As Marie bends to grab the cup, she has a strange feeling. She sees Sister Leopolda lift the poker and hears it scrape the metal of the stove above. Then Marie hears water and feels her skin begin to burn. As an entire pot of scalding hot water dumps onto Marie, Leopolda holds Marie down with her foot. She threatens to “boil” Satan out of Marie if she moves by pouring hot water in her ear. After that, Marie knows she should leave the convent, but she is reluctant. She can pray better than any of them, Marie thinks to herself.
Sister Leopolda’s treatment of Marie is absolutely abusive, and it reflects the racist assumptions of mainstream American society. Leopolda believes Marie is inherently sinful and evil because she is Native American, and while Marie doesn’t necessarily believe this, she is willing to put up with the abuse if it means she can stay at the convent and “rise.”
Sister Leopolda tells Marie that it is time to bake, and two other nuns come in the kitchen and ask Leopolda who her new girl is. “Marie. Star of the Sea,” Leopolda says. “She will shine,” Leopolda continues, “when we have burned off the dark corrosion.” Marie and Leopolda bake in silence, and then Leopolda asks Marie if her skin hurts. Marie turns and tries to leave, but Leopolda holds her back. Marie begs to leave, but Leopolda refuses to let go. Her work has just begun, Sister Leopolda says, and it is time to get the bread from the oven.
Years later, when Marie goes back to the convent to visit a dying Sister Leopolda, she again calls Marie “Star of the Sea.” Sister Leopolda implies that Marie will “shine” when her “dark corrosion” has “burned off,” meaning Marie will shine only after she fully assimilates to white culture and embraces Christianity. Of course, Marie can never assimilate enough to satisfy Leopolda, which is more evidence of the deep-seated racism that indigenous people face.
Sister Leopolda opens the oven and reaches for the bread with the long poker. As she bends over the open door, Marie kicks her as hard as she can. Leopolda lunges into the oven, but the poker lodges against the back wall, and she is able to gain her balance. “Bitch of Jesus Christ!” Marie screams. Leopolda stands and stabs Marie through the palm of her hand with the poker, then pulls the poker back and swings at Marie’s head, knocking her unconscious.

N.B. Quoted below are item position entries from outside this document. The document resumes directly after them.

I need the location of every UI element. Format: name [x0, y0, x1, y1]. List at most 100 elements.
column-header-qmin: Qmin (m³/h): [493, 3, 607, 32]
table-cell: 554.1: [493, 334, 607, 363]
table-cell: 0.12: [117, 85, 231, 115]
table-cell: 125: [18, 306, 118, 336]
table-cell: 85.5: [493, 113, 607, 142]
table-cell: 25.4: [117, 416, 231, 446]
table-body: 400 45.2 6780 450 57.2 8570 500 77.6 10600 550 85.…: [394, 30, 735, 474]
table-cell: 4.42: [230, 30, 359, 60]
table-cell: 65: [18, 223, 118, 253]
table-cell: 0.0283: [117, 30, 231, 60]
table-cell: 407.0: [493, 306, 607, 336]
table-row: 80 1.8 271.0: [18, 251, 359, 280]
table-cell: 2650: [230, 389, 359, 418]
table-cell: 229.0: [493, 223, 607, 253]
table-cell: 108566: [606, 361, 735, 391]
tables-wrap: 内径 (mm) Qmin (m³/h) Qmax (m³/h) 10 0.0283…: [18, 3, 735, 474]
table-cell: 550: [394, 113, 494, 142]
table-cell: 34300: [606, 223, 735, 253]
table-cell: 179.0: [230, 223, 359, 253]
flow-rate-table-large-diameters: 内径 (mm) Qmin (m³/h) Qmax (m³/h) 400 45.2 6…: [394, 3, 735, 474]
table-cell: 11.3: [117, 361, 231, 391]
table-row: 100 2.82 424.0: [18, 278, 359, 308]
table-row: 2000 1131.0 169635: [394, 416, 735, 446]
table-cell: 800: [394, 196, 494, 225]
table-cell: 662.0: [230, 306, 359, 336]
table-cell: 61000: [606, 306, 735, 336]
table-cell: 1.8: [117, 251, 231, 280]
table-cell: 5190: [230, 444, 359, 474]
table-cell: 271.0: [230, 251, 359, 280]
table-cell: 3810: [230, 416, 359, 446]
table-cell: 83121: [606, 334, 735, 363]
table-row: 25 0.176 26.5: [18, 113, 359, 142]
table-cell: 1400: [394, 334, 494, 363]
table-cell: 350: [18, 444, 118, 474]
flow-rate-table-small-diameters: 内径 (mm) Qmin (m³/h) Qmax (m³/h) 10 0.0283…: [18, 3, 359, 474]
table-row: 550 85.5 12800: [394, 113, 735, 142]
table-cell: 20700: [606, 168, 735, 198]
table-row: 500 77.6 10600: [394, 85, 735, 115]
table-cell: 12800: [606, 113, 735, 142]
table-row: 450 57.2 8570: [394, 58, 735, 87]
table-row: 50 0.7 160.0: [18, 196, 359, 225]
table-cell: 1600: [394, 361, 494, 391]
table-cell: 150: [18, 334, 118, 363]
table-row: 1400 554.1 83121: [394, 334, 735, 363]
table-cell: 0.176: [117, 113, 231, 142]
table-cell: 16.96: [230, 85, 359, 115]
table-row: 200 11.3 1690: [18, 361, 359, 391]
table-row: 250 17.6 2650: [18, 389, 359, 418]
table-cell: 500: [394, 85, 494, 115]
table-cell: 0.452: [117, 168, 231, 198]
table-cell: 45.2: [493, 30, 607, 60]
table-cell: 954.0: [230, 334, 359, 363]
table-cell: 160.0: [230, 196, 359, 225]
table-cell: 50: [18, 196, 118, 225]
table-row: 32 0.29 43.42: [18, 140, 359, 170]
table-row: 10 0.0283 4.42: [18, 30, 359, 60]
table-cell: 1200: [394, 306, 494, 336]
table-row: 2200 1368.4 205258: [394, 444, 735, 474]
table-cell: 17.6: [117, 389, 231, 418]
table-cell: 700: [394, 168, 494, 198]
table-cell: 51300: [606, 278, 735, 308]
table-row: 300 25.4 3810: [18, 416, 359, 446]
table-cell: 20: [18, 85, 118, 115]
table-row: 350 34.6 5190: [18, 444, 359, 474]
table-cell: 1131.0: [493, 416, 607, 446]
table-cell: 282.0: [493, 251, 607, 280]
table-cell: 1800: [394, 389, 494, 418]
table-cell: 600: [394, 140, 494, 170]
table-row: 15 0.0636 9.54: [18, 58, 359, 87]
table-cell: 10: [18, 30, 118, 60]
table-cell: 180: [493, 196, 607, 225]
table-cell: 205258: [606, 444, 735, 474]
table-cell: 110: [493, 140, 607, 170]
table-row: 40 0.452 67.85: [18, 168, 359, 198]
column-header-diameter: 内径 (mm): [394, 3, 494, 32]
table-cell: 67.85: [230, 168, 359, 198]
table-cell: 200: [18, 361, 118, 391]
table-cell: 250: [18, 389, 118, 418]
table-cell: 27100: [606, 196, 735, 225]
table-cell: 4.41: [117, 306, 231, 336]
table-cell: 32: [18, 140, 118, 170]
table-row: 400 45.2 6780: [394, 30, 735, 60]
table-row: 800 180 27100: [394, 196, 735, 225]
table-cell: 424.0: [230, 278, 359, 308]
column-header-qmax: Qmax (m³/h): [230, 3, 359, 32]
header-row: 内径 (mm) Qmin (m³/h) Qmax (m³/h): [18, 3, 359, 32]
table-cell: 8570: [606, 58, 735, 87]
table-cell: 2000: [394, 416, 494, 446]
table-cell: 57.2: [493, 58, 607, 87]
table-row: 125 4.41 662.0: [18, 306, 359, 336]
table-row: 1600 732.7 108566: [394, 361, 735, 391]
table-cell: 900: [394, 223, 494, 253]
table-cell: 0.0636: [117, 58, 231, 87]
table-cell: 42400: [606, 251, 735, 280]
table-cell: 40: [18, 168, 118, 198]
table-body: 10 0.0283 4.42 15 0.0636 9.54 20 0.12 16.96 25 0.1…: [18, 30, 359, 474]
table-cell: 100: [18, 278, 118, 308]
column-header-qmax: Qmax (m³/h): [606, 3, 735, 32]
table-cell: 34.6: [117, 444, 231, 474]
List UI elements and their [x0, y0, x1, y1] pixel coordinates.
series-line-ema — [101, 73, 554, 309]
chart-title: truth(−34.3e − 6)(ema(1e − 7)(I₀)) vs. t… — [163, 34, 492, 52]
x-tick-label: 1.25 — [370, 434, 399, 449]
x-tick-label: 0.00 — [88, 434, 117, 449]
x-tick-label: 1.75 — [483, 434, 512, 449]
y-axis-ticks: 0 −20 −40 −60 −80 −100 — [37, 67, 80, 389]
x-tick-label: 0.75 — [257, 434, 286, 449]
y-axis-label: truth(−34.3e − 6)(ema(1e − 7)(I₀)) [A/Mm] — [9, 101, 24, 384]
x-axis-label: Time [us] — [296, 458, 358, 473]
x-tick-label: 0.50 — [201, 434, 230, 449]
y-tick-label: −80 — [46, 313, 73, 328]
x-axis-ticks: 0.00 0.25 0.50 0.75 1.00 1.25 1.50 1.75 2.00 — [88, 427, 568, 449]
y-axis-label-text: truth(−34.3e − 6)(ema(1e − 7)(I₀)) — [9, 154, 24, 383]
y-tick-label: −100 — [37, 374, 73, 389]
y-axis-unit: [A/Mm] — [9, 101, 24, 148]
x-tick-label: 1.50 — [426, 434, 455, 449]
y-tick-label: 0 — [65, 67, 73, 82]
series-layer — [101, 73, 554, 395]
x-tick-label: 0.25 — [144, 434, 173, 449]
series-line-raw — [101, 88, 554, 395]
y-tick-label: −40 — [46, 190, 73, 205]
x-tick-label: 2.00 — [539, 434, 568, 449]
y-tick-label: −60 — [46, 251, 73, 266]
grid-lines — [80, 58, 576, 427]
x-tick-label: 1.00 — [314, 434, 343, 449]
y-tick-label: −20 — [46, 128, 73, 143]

Marie’s resistance to Leopolda is evidence of her strength as a woman, particularly as a Native American woman. Marie refuses to be abused and insulted by Sister Leopolda, even if that means Marie can’t “rise” quite the same way. Marie is beginning to understand how naive she has been in coming in to the convent. Leopolda is not automatically better than Marie just because she is a white nun.
By the time Marie wakes 30 minutes later, she is on the couch in Mother Superior’s office “being worshipped” by the nuns. As Marie opens her eyes, Sister Leopolda goes to her. She has told the others of Marie’s “passion,” Leopolda says, and how the stigmata just appeared on Marie’s hand, causing her to “swoon at the holy vision.” Marie suddenly understands. Leopolda has lied to cover her tracks and instead told the other nuns it was a miracle. “Christ has marked me,” Marie says. Looking at Leopolda, Marie no longer feels confidence in her, only pity.
Ironically, Marie ends up “being worshipped” by the white nuns just as she initially wanted. The stigmata, the wounds inflicted on Christ during the crucifixion, are marks of divine favor and only manifest in those who are considered the most holy and touched by the Lord. The other nuns believe this about Marie and worship her accordingly. By lying and keeping Leopolda’s secret, Marie finally has power over the abusive nun.